The 274-131 vote follows calls to restore the credit by a coalition of companies including Indianapolis-based Eli Lilly and Co. and Texas Instruments Inc.

The measure faces significant obstacles before it can become law, including a veto threat from President Barack Obama. All except one Republican voted for the bill; Democrats were divided, with 62 in favor of it and 130 opposed.

The research credit was first enacted in 1981. Lawmakers said the lapse-and-revive cycle of the past 33 years has prevented companies from relying on it and thwarted its incentive effect.

“Businesses can’t grow and invest when the tax code is riddled with instability and uncertainty,” Ways and Means Committee Chairman Dave Camp, a Michigan Republican, said on the House floor Thursday. “We’ve fallen far behind. Other countries are moving past the United States.”

The bill heads to the Senate, where lawmakers are taking a different approach. The differences between the House and Senate may take months to resolve.

Instead of separate votes to make individual tax benefits permanent, the Senate Finance Committee last month backed a single measure extending the research credit and dozens of other breaks through the end of 2015.

GE, Citigroup

Other tax benefits in the Senate measure include the production tax credit for wind energy and a rule that lets General Electric Co., Citigroup Inc. and other companies defer U.S. taxation on overseas financing income.

That bill is scheduled to reach the Senate floor next week. There’s a “big question mark” about whether it will pass because of a dispute between Democrats and Republicans over which amendments, if any, should be allowed, said Richard Durbin of Illinois, the second-ranking Senate Democrat.

The House vote involves contradictions for each party.

Republicans, who say Democrats’ proposed extension of unemployment insurance must be offset with spending cuts elsewhere, supported the tax bill though it would add $155.5 billion to the budget deficit over the next decade.

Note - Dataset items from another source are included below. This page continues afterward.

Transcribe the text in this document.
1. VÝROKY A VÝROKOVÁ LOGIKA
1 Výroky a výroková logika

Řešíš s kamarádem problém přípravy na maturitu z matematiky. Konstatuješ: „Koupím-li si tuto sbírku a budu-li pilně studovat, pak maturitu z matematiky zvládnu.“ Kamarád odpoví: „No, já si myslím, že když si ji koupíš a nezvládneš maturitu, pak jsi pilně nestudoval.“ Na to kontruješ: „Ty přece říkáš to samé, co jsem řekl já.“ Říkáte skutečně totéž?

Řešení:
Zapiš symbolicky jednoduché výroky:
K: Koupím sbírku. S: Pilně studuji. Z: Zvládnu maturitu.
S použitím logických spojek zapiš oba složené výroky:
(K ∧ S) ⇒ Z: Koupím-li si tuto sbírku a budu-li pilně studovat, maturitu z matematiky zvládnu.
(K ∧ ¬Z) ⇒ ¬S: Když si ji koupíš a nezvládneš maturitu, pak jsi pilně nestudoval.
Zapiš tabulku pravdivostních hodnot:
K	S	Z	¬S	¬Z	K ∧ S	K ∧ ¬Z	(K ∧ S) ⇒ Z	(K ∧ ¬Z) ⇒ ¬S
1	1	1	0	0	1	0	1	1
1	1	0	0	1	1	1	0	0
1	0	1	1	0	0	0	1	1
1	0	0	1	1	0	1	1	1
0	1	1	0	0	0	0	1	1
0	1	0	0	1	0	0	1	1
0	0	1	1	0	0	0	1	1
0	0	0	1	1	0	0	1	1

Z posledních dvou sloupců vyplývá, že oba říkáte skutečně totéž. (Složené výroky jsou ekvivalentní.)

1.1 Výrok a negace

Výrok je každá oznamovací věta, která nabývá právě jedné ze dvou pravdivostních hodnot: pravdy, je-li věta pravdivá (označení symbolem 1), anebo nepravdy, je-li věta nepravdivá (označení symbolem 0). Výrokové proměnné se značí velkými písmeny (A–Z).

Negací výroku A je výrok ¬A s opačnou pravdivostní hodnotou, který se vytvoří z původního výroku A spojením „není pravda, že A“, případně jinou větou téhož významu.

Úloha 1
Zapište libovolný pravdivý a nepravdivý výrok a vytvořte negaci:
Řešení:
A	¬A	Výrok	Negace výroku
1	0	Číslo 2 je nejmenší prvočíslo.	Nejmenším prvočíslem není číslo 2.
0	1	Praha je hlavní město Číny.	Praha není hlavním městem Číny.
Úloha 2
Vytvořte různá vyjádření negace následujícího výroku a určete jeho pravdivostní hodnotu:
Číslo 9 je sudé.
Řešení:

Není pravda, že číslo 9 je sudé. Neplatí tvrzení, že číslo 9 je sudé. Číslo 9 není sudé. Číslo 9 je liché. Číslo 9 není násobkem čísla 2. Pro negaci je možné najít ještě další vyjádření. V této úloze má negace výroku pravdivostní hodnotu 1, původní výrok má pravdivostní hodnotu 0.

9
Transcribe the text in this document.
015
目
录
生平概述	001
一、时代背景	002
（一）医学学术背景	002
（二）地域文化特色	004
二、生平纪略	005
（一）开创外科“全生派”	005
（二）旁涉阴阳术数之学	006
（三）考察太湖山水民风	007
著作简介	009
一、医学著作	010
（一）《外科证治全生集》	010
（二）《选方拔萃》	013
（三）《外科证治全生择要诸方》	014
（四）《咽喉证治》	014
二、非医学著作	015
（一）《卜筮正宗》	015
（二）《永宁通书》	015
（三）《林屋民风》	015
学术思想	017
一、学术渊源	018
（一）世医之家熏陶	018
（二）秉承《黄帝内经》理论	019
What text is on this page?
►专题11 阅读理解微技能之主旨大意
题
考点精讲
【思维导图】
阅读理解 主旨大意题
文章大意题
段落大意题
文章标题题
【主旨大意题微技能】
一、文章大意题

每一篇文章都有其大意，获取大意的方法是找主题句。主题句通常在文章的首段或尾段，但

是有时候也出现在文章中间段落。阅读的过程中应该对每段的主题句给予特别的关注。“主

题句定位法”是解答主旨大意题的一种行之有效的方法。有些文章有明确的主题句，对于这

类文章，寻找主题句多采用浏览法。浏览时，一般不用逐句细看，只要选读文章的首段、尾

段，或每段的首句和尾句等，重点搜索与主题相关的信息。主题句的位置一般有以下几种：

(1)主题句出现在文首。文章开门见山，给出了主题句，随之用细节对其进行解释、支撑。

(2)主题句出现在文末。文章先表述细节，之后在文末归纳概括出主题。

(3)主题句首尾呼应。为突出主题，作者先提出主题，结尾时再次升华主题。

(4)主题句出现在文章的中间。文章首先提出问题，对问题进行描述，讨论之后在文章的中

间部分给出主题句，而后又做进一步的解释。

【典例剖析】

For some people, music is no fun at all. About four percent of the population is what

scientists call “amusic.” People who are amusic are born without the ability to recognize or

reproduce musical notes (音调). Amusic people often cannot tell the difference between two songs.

The lack of offsets was part of the Obama administration’s rationale for the veto threat.

“When you put it on the credit card, at the end of the day somebody is paying for it,” said Rep. Chris Van Hollen, a Maryland Democrat. The Senate bill contains no provisions to offset its cost.

Democrats, who had supported extending the tax credit in prior years without covering its costs, voted against the bill Friday even though a number of them co-sponsored it.